Last night at a party,I was talking with a few women who were critical of Ali MacGraw’s recent appearance on Oprah—she had gone “natural”; didn’t make an effort to doll up with clothes, hair and makeup; could use “some work.”
I didn’t see the show but happened to have it on TiVo so I was curious to watch, almost apprehensive.
Like everyone else of my era, I saw Love Story and fell in love. Not with the movie, or the book, or Ryan O’Neal—but with Ali MacGraw. Not only did she personify beauty and class with her own unique style—she was also smart, a Wellesley girl in real life.
In pictures I’ve seen of her since, she’s remained beautiful, artistic, original. Though she has disappeared from the public eye, it was hard for me imagine she had let herself go.
She walked out onto Oprah’s set, and I tried to see what these other women had seen. But all I saw is what Ryan O’Neal , also on the show, seemed to see—- a gorgeous, gracious, still stunning woman of her age, which she freely admits is 71.

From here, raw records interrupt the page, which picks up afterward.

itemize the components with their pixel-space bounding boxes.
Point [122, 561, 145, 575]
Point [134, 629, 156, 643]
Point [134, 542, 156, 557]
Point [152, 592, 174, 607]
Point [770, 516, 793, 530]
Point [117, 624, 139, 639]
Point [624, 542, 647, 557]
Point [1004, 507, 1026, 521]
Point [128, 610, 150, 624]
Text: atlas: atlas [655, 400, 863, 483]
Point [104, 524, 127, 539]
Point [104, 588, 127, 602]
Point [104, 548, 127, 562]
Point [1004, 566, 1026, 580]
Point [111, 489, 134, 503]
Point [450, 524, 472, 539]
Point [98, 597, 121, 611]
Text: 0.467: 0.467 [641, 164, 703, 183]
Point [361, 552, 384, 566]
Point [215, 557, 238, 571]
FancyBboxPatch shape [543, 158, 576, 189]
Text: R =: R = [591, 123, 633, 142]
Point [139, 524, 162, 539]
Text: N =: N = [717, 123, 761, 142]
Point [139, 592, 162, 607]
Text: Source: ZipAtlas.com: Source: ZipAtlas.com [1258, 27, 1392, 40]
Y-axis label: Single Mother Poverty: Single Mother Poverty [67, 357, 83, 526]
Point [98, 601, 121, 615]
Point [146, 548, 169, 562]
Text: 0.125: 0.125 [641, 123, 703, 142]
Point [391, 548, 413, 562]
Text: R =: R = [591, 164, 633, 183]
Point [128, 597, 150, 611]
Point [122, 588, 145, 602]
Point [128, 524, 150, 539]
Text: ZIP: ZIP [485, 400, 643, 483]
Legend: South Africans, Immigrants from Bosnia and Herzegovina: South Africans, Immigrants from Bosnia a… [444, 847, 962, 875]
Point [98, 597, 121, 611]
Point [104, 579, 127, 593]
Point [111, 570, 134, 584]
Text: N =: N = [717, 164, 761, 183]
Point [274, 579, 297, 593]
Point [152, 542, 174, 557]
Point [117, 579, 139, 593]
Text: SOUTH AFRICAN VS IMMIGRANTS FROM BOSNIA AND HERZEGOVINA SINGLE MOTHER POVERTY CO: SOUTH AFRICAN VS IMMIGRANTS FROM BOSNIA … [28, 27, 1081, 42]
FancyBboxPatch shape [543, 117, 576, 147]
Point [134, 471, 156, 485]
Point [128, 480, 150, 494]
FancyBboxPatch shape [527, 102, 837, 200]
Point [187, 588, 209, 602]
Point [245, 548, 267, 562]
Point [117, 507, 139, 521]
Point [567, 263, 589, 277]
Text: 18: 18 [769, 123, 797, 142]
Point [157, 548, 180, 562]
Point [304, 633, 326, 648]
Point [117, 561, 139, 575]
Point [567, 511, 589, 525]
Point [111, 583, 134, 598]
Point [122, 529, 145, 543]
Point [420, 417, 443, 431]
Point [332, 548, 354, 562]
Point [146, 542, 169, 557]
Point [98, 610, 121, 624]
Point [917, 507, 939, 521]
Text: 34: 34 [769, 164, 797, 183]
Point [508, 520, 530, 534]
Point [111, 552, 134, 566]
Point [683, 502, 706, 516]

In fairness, I could understand why some people might have been surprised. Though she looks like an older version of her gorgeous self—she does look different— at least different from what we expect of movie stars. Her neck is lined, her skin isn’t stretched tight; her lips aren’t puffy. You can get why she moved away from the Hollywood spotlight.
It’s not easy for an “it girl” to grow up and morph into a real woman; to age in an industry whose standards pressure its stars to practice the impossible art of perfection.
She discussed those issues openly and honestly—another change from her peers. She seems comfortable in her skin, whether or not it’s wrinkled. She seems at peace with her life, free to be herself. I think age becomes her—and she’s more an icon of beauty than ever.
She also admitted she never understood her most famous line; so maybe she’d agree with this version: Love Age means never having to say you’re sorry.